I am tempted to try the following:
- V+ --> Rh
- VG --> C 
- RS- --> Y
- RS+ --> W

Not sure if this will work or is prudent. 

Also, my current configuration allows me to turn the fan on & off, but in this 4 wire system, I don't have anything that will go to "G". I'm fine losing this functionality, but not sure if this will cause other issues.

Can someone please advise?


----------



## gregzoll (Dec 25, 2006)

Stick with the Carrier. You will not be able to use the Nest, due to having the remote sensor for your current unit.

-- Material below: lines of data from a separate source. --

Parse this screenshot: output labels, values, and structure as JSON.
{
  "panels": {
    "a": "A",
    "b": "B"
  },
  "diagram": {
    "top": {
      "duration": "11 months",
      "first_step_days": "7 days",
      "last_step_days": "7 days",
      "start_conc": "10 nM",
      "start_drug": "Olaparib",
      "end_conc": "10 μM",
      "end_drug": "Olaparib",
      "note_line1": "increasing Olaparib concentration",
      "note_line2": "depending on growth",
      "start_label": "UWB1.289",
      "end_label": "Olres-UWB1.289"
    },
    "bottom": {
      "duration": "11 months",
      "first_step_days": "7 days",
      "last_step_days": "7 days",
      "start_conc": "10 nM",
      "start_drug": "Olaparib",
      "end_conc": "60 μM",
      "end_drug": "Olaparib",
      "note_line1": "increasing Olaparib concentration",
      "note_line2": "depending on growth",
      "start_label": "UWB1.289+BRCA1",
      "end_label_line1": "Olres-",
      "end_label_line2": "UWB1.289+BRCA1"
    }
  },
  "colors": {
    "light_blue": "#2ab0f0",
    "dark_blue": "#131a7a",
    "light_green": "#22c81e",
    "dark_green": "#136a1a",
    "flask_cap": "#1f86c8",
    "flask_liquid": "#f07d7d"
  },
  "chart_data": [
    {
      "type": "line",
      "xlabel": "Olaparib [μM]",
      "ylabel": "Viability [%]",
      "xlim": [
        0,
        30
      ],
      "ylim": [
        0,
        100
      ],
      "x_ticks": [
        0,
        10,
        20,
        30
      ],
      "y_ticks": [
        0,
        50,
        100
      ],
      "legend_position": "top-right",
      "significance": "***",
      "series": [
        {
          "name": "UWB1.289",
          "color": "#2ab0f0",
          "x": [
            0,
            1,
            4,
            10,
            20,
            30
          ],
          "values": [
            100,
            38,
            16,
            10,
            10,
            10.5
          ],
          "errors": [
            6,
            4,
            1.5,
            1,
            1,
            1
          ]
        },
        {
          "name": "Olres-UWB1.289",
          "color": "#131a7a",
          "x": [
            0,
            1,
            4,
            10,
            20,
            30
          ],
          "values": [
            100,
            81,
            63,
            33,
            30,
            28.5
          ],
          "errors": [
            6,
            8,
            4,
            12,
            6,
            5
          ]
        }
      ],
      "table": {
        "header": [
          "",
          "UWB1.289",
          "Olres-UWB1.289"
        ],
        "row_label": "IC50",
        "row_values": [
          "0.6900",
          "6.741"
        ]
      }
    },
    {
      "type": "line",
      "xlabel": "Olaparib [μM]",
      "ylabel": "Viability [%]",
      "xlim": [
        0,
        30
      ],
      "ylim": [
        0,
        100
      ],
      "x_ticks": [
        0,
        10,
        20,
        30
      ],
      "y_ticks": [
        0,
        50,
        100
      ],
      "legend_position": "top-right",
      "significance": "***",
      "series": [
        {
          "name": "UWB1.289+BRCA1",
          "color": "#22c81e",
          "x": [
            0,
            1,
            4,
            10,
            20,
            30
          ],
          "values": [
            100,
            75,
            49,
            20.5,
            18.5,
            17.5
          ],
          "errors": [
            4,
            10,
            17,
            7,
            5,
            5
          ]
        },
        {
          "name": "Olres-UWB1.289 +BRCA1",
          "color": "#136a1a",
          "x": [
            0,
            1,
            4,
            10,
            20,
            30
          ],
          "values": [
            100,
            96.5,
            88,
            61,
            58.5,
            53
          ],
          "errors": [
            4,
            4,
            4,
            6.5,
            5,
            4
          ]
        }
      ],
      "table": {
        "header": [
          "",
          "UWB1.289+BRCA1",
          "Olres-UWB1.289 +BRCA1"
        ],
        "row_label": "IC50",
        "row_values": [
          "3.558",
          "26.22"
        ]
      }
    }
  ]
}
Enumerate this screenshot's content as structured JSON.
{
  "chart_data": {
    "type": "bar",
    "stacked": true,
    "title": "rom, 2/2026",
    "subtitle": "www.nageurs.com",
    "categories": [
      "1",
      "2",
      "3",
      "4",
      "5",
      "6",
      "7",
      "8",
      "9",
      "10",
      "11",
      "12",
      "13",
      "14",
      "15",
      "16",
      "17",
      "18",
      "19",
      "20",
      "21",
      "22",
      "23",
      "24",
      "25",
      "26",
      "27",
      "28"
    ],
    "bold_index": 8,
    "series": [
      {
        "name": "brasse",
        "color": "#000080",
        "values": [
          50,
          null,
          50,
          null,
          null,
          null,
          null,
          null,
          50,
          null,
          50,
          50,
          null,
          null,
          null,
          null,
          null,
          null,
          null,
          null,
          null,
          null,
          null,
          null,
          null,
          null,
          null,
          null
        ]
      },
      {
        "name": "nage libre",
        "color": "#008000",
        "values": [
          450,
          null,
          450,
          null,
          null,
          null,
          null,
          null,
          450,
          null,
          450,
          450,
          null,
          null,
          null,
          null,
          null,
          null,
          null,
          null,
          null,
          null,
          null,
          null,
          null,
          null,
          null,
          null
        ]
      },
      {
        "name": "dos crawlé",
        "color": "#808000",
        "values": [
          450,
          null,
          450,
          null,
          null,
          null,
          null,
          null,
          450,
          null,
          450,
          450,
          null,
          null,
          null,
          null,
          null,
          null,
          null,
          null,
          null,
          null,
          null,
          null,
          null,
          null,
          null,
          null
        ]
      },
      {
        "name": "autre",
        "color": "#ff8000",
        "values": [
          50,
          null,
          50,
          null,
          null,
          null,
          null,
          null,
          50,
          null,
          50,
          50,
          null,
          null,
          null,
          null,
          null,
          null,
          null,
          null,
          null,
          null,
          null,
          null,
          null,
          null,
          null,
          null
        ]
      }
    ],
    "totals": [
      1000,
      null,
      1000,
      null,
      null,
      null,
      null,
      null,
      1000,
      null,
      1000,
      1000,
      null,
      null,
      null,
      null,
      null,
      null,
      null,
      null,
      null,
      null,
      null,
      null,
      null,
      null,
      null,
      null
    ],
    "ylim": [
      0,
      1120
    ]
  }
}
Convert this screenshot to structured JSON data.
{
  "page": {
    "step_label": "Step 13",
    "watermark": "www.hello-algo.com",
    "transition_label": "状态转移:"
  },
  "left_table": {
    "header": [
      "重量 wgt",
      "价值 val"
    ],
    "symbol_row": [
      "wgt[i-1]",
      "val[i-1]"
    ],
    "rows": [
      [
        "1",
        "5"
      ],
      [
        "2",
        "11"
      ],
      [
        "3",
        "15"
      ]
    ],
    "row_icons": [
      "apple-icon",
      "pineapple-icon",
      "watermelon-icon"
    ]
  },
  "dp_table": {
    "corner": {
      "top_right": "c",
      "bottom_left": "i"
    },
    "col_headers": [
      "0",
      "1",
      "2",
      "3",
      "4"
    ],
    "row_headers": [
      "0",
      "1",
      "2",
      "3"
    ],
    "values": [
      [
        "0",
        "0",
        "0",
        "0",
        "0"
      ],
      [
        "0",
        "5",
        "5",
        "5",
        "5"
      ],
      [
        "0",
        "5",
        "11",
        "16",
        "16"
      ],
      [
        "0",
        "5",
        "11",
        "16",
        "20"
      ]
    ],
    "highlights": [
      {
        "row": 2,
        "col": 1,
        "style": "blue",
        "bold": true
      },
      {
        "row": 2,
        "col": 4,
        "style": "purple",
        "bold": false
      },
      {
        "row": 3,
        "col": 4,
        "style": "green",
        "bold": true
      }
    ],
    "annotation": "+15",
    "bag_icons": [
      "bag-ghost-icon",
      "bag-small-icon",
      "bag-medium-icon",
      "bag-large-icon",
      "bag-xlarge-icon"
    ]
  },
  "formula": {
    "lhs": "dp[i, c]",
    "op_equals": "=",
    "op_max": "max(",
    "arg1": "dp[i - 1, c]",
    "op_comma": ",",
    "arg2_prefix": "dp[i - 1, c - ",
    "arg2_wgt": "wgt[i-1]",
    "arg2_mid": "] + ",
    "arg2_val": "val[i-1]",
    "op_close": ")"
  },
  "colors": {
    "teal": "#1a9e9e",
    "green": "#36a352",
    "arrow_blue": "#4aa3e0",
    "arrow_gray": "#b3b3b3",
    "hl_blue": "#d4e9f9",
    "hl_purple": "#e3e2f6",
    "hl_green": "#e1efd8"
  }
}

There are other thermostats that will work with your setup.

What is the model of the Carrier thermostat that you have?


----------



## flyerii (Aug 15, 2014)

I have a Comfort Zone (ZoneCC 2)and a Smart Sensor II.


----------



## HVACTECH96 (Oct 16, 2012)

The zone system you have is not compatable with any other type of aftermarket t- stats.The interface(main stat) and sensors are a comunicating type system.It does not use 24vac to control equipment.The system uses DC signals between interface and zone board.


----------



## flyerii (Aug 15, 2014)

Having done more homework, it looks like I would need to switch out my control board if I want to get WiFi capabilities, which I'm willing to do. Any recommendations? 

Here is a picture of my current board:


----------



## gregzoll (Dec 25, 2006)

Contact your local Carrier dealer. Carrier carries Wifi Thermostats. http://www.carrier.com/homecomfort/en/us/products/controls-and-thermostats/


----------



## flyerii (Aug 15, 2014)

I did. They claimed that the ComfortZone II is not compatible with anything Wifi & that they need to swap out the control board.


----------



## gregzoll (Dec 25, 2006)

flyerii said:


> I did. They claimed that the ComfortZone II is not compatible with anything Wifi & that they need to swap out the control board.


That is correct. You have no other choice with your setup.


----------



## flyerii (Aug 15, 2014)

Does anyone have a recommendation for a different board for me? I'm trying to shift from Carrier's ComfortZone II with a user interface + 1 smart sensor to a standard wired thermostat. So, what I think I need is a board which has the following characteristics:

- Support for 2 zones
- Support for 2 dampeners (with wiring for open, close, common)
- Leaving Air Temp sensor


----------



## HVACTECH96 (Oct 16, 2012)

any zone first (formally trol a temp) will work.zone board can use any brand of stat


----------



## flyerii (Aug 15, 2014)

I just ordered a MMZ3 (control panel) and a ZPS (sensor) from zonefirst.com. They were very helpful going through everything on the phone. Will update this thread on whether this works out or not.


----------



## jcg17 (Oct 16, 2017)

How did this turn out? I'm in a similar predicament so I'm curious if you changed out the control panel. Thanks!


----------